In her Wall Street Journal column last week, Peggy Noonan lamented the fact that religion was quickly becoming too important to Republican voters. “[T]here is a sense in Iowa now,” she wrote, “that faith has been heightened as a determining factor in how to vote, that such things as executive ability, professional history, temperament, character, political philosophy and professed stands are secondary, tertiary.”
Noonan added that “things seem to be getting out of kilter, with the emphasis shifting too far” towards over-valuing religious faith over secular qualifications. She warned that if this trend continues, Republicans may soon find themselves in “a different kind of party.”
Noonan raised a related point today, noting the “famous floating cross” in Mike Huckabee’s TV ad this week, the former Reagan speechwriter called the commercial “creepy.”
I wound up thinking this: That guy is using the cross so I’ll like him. That doesn’t tell me what he thinks of Jesus, but it does tell me what he thinks of me. He thinks I’m dim. He thinks I will associate my savior with his candidacy. Bleh.
The ad was shrewd.

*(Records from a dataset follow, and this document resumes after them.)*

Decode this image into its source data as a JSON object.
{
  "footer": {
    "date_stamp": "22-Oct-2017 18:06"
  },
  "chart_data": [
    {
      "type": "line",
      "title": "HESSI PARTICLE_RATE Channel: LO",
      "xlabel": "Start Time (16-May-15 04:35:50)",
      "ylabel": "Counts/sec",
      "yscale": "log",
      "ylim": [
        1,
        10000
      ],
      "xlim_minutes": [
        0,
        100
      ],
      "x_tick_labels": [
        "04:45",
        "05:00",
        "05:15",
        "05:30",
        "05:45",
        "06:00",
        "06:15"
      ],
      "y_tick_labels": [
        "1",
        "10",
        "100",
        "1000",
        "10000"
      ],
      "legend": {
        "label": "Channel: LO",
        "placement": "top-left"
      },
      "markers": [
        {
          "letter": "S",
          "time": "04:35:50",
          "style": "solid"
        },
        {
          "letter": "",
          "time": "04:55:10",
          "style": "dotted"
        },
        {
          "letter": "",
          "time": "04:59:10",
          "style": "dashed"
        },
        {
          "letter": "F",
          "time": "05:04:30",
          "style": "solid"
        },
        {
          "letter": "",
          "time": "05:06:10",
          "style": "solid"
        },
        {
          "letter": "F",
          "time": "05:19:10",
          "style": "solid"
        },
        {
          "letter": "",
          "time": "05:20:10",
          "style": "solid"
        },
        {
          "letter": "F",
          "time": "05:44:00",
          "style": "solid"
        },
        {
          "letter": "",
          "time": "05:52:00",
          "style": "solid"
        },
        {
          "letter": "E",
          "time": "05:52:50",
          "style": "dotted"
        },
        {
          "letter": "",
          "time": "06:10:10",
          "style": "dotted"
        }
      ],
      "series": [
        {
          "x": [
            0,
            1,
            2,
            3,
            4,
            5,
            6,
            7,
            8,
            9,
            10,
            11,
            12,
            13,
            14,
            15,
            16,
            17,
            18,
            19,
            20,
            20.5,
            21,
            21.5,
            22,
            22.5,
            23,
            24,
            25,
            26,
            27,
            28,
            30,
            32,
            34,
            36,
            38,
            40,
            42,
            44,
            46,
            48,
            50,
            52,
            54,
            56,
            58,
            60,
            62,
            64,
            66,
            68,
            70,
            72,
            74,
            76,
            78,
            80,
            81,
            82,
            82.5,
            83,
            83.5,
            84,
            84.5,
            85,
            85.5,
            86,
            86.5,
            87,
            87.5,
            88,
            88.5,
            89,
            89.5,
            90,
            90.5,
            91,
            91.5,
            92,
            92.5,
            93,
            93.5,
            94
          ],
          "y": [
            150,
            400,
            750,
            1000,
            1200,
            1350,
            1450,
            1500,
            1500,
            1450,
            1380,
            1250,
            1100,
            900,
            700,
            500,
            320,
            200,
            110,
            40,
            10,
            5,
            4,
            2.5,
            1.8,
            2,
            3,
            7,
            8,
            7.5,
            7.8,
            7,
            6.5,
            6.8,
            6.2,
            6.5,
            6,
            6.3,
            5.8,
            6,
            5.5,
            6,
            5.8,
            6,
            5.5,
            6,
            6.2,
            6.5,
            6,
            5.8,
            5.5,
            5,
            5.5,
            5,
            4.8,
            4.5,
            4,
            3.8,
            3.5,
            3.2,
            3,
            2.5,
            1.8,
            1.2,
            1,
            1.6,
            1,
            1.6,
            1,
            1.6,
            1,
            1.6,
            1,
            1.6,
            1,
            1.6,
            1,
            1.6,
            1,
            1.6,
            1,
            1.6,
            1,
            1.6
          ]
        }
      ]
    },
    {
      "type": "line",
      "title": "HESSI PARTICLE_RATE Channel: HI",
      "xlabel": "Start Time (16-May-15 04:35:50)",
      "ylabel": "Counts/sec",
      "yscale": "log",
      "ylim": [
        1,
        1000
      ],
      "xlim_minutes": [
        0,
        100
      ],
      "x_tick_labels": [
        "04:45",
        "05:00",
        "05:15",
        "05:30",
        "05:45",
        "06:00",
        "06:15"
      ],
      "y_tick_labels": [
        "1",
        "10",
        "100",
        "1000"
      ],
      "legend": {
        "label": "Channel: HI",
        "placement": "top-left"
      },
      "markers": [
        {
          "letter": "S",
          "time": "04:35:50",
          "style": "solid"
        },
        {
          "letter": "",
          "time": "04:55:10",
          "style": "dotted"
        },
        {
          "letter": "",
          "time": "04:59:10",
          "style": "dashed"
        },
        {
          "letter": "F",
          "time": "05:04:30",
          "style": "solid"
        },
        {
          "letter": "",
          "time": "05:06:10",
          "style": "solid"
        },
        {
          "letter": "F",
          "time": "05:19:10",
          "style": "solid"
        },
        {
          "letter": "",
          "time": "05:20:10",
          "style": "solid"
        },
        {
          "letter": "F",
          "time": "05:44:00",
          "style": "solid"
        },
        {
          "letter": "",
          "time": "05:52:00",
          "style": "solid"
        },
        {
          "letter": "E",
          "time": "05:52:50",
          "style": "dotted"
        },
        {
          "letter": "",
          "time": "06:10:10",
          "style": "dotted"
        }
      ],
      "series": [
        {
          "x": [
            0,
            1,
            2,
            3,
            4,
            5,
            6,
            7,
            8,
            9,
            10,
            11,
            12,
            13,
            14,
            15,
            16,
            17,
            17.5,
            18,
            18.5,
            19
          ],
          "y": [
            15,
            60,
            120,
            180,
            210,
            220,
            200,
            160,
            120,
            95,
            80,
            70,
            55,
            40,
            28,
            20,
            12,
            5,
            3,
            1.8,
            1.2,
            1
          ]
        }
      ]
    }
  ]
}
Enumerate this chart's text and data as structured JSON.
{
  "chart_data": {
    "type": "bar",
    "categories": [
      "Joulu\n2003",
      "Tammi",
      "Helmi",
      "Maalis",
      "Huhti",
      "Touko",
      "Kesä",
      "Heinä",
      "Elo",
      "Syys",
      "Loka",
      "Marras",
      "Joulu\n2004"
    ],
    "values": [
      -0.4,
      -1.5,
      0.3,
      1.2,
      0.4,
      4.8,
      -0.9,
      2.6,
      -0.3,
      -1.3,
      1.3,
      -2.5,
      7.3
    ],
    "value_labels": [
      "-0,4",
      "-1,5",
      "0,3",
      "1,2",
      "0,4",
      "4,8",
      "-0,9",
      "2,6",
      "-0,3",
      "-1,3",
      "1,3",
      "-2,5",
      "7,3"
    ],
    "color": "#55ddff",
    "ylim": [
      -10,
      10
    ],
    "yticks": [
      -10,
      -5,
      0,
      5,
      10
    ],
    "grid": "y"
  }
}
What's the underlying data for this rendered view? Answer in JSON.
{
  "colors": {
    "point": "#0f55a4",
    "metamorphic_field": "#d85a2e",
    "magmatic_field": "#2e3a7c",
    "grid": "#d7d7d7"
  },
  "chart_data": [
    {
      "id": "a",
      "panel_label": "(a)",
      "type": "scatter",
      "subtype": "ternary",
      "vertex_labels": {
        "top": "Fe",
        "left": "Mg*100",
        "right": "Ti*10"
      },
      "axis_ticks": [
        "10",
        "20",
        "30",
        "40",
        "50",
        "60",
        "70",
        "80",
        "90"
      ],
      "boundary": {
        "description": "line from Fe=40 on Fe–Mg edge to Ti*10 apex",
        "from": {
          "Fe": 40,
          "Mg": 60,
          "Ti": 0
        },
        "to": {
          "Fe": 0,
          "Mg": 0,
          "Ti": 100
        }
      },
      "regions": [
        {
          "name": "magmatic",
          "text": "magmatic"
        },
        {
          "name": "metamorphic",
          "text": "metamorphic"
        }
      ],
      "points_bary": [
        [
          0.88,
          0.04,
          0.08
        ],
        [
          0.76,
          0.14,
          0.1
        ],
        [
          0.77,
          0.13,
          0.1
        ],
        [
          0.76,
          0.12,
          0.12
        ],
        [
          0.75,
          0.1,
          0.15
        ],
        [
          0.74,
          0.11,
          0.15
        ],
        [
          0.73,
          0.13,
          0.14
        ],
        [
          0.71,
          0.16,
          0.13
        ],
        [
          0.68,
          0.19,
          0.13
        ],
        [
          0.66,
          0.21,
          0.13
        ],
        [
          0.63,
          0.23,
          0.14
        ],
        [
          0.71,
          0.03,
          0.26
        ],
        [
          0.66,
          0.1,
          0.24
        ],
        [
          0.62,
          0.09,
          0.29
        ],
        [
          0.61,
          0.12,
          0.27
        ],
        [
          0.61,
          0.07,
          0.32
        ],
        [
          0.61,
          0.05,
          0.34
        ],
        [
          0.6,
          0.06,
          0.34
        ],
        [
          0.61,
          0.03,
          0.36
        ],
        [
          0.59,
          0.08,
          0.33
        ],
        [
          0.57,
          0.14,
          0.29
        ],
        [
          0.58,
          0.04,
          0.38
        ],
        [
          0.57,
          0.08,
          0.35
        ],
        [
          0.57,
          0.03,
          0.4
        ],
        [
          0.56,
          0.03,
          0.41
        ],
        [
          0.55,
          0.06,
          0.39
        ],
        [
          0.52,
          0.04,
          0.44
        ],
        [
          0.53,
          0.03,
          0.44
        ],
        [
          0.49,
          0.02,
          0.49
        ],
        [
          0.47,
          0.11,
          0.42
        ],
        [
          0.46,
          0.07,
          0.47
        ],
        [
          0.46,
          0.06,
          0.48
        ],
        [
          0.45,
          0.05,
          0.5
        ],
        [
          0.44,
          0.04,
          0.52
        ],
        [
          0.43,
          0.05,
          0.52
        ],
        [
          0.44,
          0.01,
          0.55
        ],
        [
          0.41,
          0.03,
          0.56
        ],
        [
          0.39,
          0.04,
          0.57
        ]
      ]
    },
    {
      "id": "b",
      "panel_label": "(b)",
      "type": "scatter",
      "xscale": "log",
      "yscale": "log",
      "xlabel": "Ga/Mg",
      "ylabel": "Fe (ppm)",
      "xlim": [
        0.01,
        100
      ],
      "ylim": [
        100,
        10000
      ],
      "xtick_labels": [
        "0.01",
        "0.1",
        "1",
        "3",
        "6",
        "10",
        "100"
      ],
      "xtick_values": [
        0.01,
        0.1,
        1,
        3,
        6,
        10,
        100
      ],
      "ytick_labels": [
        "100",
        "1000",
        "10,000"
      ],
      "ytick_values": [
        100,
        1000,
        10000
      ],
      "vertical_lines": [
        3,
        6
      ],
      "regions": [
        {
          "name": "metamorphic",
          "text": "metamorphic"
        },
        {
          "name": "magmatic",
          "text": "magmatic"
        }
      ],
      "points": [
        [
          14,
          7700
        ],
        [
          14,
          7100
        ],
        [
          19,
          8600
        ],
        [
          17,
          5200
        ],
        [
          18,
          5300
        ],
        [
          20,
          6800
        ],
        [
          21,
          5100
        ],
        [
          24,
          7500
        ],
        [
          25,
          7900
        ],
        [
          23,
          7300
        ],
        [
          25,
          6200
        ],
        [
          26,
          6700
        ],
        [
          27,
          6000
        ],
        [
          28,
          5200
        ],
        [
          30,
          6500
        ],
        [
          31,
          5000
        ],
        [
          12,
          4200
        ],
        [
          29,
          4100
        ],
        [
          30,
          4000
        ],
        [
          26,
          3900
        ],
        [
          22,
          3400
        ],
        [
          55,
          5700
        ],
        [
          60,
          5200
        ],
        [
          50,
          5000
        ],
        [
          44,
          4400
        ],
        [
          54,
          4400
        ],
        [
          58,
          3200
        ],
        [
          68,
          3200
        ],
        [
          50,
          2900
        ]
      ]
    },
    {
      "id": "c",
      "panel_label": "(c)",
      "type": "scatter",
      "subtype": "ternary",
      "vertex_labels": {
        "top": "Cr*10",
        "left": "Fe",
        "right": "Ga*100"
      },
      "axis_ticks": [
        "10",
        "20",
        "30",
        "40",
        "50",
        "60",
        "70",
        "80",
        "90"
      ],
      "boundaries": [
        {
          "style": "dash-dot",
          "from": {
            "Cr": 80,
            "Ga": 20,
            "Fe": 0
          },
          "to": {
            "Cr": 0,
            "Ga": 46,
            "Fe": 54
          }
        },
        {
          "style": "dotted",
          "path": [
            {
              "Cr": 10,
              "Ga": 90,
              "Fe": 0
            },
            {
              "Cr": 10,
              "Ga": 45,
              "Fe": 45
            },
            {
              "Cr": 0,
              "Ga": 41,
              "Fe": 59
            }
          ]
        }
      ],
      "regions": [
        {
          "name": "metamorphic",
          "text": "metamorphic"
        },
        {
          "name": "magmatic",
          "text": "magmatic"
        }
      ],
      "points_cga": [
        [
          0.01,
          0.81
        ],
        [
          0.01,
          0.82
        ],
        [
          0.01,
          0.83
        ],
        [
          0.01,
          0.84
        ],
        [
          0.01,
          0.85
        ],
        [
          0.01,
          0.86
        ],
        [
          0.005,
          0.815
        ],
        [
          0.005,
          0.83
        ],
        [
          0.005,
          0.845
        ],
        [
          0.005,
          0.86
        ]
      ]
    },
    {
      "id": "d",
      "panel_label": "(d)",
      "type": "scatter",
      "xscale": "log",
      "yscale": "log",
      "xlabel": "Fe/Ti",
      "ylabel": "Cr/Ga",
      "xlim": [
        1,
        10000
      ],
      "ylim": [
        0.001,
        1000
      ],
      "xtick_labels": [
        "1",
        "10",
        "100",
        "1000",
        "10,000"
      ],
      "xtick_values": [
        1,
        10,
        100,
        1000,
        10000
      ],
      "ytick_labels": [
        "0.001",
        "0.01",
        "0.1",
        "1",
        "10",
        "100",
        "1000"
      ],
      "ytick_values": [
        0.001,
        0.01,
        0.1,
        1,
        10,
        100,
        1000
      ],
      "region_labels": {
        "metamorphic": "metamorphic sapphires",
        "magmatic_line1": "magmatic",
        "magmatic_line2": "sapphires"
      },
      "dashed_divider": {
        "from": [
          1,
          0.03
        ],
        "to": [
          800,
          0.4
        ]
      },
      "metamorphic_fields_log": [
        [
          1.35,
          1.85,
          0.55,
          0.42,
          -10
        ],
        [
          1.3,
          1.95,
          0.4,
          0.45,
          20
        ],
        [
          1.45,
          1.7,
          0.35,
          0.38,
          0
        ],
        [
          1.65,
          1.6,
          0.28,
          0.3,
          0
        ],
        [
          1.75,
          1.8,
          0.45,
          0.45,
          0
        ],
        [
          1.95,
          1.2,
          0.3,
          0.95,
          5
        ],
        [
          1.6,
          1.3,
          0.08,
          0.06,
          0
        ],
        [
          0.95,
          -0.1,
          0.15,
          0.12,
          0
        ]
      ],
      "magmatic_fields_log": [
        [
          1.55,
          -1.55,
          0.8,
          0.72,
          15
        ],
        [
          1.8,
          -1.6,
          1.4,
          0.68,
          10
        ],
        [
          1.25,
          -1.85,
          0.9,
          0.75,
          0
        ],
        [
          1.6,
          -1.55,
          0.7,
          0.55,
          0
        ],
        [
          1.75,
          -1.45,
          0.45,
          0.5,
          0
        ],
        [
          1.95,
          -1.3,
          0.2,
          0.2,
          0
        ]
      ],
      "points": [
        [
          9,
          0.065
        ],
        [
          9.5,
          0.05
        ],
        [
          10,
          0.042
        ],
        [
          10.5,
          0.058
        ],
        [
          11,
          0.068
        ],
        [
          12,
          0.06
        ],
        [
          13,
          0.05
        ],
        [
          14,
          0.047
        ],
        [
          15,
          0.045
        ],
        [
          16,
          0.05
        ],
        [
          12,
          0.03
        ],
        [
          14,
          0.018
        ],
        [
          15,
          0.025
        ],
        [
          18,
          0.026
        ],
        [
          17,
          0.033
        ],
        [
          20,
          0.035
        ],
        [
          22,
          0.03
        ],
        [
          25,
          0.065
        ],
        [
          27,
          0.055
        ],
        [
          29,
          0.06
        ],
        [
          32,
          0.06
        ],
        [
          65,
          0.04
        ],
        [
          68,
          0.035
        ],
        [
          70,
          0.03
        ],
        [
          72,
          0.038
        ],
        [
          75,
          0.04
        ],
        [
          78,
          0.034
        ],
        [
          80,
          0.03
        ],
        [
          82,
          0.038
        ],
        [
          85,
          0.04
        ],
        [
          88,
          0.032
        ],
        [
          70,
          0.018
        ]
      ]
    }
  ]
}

The caucus is coming, the TV is on, people are home putting up the tree, and the other candidates are all over the tube advancing themselves and attacking someone else. Mr. Huckabee thinks, I’ll break through the clutter by being the guy who reminds us of the reason for the season, in a way that helps underscore that I’m the Christian candidate and those other fellas aren’t. […]
Was the cross an accident? Please…. The cross is the reason you saw the commercial. The cross made it break through…. Does Mr. Huckabee understand that his approach is making people uncomfortable? Does he see himself as divisive? He’s a bright man, so it’s hard to believe he doesn’t.
The Republican establishment freak-out, in other words, continues.
To be sure, I find myself in the awkward position of agreeing with Noonan about a leading Republican presidential candidates exploiting religion for partisan gain. But at the same time, I can’t help but remind Noonan that she had a hand in creating Frankenstein’s monster, and it’s a little late to complain about it now.
Steve M. had a real gem a week ago, noting several examples of Noonan doing before what Huckabee is doing now.
There was, for example, this piece after Bush’s 2001 inaugural:
The tone was properly ecumenical, but the content was God-filled….
… his speaking so much and so feelingly of God’s place and precedence, his speaking so explicitly of poverty and disadvantage as failures of love, puts the Democrats of Congress in another interesting position. If you don’t give room to faith-based help, and freedom-based assistance to children in trouble in school and on the streets, God and I gonna open up a can of whupass on you.
And this one, from three years ago:
Stop the war on religious expression in America…. The Constitution says we have freedom of religion, not from religion. Have Terry McAuliffe announce that from here on in the Democratic Party is on the side of those who want religion in the public square, and the Ten Commandments on the courthouse wall for that matter…. The Democratic Party should put itself on the side of Christmas, and Hanukkah, and the fact of transcendent faith.
I’m also reminded of Noonan’s piece about the Elian Gonzales controversy, in which she mocked the Clinton administration for rejecting the notion that God may have directed dolphins to help guide Gonzales’ raft from Cuba to the United States.
Noonan fanned the flamed of the culture war, specifically on matters of faith, when it suited her purposes.
And now that the religious right yahoos are prepared to disregard qualifications and competence, and override the Republican establishment, Noonan sees a dangerous trend in which the religious emphasis is “shifting too far.”
It’s a shame Noonan hadn’t thought of that before.